Aveva già ascoltato due storie su Iron Man, il suo supereroe preferito, e le parole erano state accompagnate da tanta camomilla al miele.
Sua madre gli aveva fatto una serie di teneri grattini sulla schiena, tra le scapole e si era pure cimentata in una ninna nanna di quelle lente e soporifere. Si stava per addormentare lei stessa, dopo tutto questo!
Quasi arresa, sospirò,

- Vuoi spiegare alla mamma perché non ti vuoi addormentare? -

Una domanda forse un po' pretenziosa, fatta ad un bambino di neanche quattro anni.
Ma Tommy era sveglio.

- Ci sono "i brutti", di là, con papà -

Lei si accigliò, continuando a guardare il bambino.
I sensi del piccolo erano molto più sviluppati di quelli di qualsiasi altro infante.
Ed anche di un qualsiasi altro adulto.
La sua percezione della realtà era amplificata.
Una capacità derivata probabilmente dalla combinazione di dna speciale.
Una delle tante capacità.

Si alzò in piedi.

- Ok. Resta qui e non muoverti per nessun motivo – gli mise in mano il telefono con un numero già pronto, - chiama zio Steve, digli "dei brutti", ma parla a bassa voce. -

- Mamma, resta con me... -  la pregò, cercando di afferrarla per un braccio. Lei avvicinò il volto a quello del piccolo, quasi a strofinare i due nasi,

- Torno subito. Tu resta qui e chiama zio Steve. -

Lo baciò velocemente sulla fronte, spettinando la folta chioma corvina e lentamente sgusciò fuori dalla stanza, chiudendo la porta alle sue spalle.
Spostandosi verso il salotto fece una veloce tappa in camera da letto, dove afferrò la sua katana. Poi, lentamente raggiunse l'altra stanza.
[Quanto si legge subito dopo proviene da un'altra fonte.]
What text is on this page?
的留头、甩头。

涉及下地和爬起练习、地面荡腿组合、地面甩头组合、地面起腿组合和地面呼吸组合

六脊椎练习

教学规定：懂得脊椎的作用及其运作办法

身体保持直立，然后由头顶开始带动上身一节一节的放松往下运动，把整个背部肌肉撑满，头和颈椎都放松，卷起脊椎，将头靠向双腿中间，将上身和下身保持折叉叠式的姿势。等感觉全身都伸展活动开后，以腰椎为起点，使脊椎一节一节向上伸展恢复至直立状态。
Sbirciò il suo interno, per valutare la situazione.
Tre uomini davanti alla porta, scassinata, probabilmente. Altri sei lungo il perimetro della sala. Tutti armati.

Scorse Bucky, al centro della stanza.

- Signor Barnes, non abbiamo interesse nei suoi confronti. Non per il momento, almeno. Necessitiamo della signorina O' Connor. Lei ce la porti qui e noi la lasceremo in pace. -

L'accento dell'uomo che parlava, di età indicativa intorno ai cinquanta, era chiaramente tedesco.
Il soldato d'inverno taceva, fissandolo con gelido e fermo disinteresse nell'obbedire.
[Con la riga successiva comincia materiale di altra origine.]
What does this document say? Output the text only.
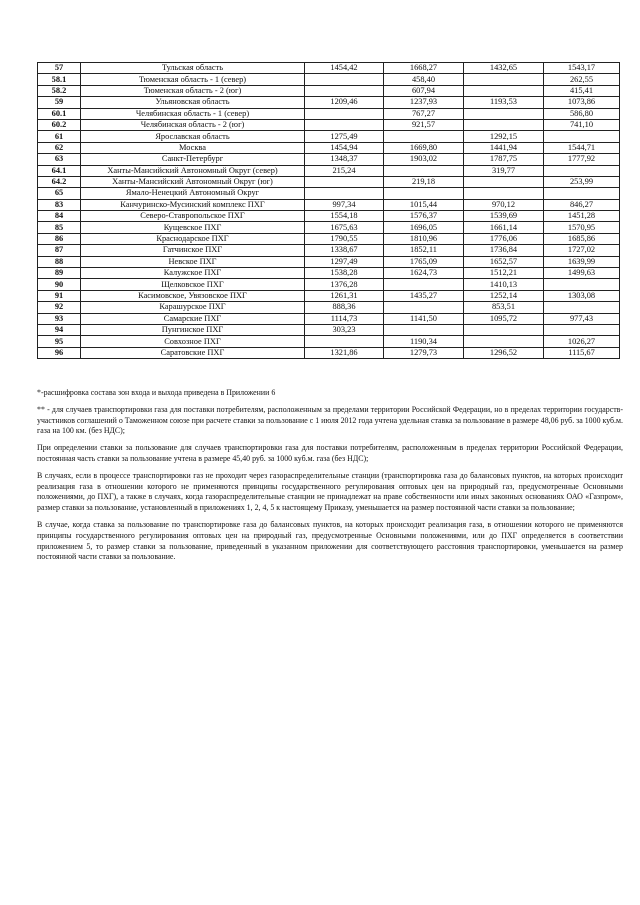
57	Тульская область	1454,42	1668,27	1432,65	1543,17
58.1	Тюменская область - 1 (север)		458,40		262,55
58.2	Тюменская область - 2 (юг)		607,94		415,41
59	Ульяновская область	1209,46	1237,93	1193,53	1073,86
60.1	Челябинская область - 1 (север)		767,27		586,80
60.2	Челябинская область - 2 (юг)		921,57		741,10
61	Ярославская область	1275,49		1292,15	
62	Москва	1454,94	1669,80	1441,94	1544,71
63	Санкт-Петербург	1348,37	1903,02	1787,75	1777,92
64.1	Ханты-Мансийский Автономный Округ (север)	215,24		319,77	
64.2	Ханты-Мансийский Автономный Округ (юг)		219,18		253,99
65	Ямало-Ненецкий Автономный Округ				
83	Канчуринско-Мусинский комплекс ПХГ	997,34	1015,44	970,12	846,27
84	Северо-Ставропольское ПХГ	1554,18	1576,37	1539,69	1451,28
85	Кущевское ПХГ	1675,63	1696,05	1661,14	1570,95
86	Краснодарское ПХГ	1790,55	1810,96	1776,06	1685,86
87	Гатчинское ПХГ	1338,67	1852,11	1736,84	1727,02
88	Невское ПХГ	1297,49	1765,09	1652,57	1639,99
89	Калужское ПХГ	1538,28	1624,73	1512,21	1499,63
90	Щелковское ПХГ	1376,28		1410,13	
91	Касимовское, Увязовское ПХГ	1261,31	1435,27	1252,14	1303,08
92	Карашурское ПХГ	888,36		853,51	
93	Самарские ПХГ	1114,73	1141,50	1095,72	977,43
94	Пунгинское ПХГ	303,23			
95	Совхозное ПХГ		1190,34		1026,27
96	Саратовские ПХГ	1321,86	1279,73	1296,52	1115,67

*-расшифровка состава зон входа и выхода приведена в Приложении 6

** - для случаев транспортировки газа для поставки потребителям, расположенным за пределами территории Российской Федерации, но в пределах территории государств-участников соглашений о Таможенном союзе при расчете ставки за пользование с 1 июля 2012 года учтена удельная ставка за пользование в размере 48,06 руб. за 1000 куб.м. газа на 100 км. (без НДС);

При определении ставки за пользование для случаев транспортировки газа для поставки потребителям, расположенным в пределах территории Российской Федерации, постоянная часть ставки за пользование учтена в размере 45,40 руб. за 1000 куб.м. газа (без НДС);

В случаях, если в процессе транспортировки газ не проходит через газораспределительные станции (транспортировка газа до балансовых пунктов, на которых происходит реализация газа в отношении которого не применяются принципы государственного регулирования оптовых цен на природный газ, предусмотренные Основными положениями, до ПХГ), а также в случаях, когда газораспределительные станции не принадлежат на праве собственности или иных законных основаниях ОАО «Газпром», размер ставки за пользование, установленный в приложениях 1, 2, 4, 5 к настоящему Приказу, уменьшается на размер постоянной части ставки за пользование;

В случае, когда ставка за пользование по транспортировке газа до балансовых пунктов, на которых происходит реализация газа, в отношении которого не применяются принципы государственного регулирования оптовых цен на природный газ, предусмотренные Основными положениями, или до ПХГ определяется в соответствии приложением 5, то размер ставки за пользование, приведенный в указанном приложении для соответствующего расстояния транспортировки, уменьшается на размер постоянной части ставки за пользование.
- Signor Barnes - riprese quello, - davvero desidera vedere la sua abitazione distrutta? Stia certo che quando "noi" vogliamo qualcosa, la otteniamo sempre e comunque. -

- Fareste un torto al mio padrone di casa. Non certo a me – rispose il moro, iniziando a sgranchire il braccio in metallo.

- Le conviene restare tranquillo, Signor Barnes. Lo dico per l'incolumità delle persone a lei care – continuò l'europeo, inarcando un angolo delle labbra e facendo un cenno ad uno dei suoi sottoposti.

Quest'ultimo estrasse da sotto la giacca nera un libretto dalla copertina purtroppo famigliare a Bucky.
Un altro di quei quaderni? Possibile?
Alek sentì chiaramente l'accelerare del battito del cuore e persino l'aumentare della pressione nel sangue dell'uomo.
Il soldato digrignò i denti, cercando di controllare l'ansia.
Con il passare degli anni, quell'incubo si era assopito. Il terrore di trasformarsi in una marionetta letale nelle mani di uomini assetati di potere, non era più stato un pensiero fisso dopo il periodo in Wakanda. Aveva fatto grandi passi avanti, ritrovando un nuovo equilibrio: la sua mente era ripulita.

Ma lo era completamente?
Allungò in avanti il braccio destro, 

- Datemi quel libro. -

- Non scherziamo, signor Barnes: lei è il nostro asso nella manica per ottenere "La Cura". -

Dopo aver fissato il suo ospite con chiaro disprezzo, gli rispose con fermezza.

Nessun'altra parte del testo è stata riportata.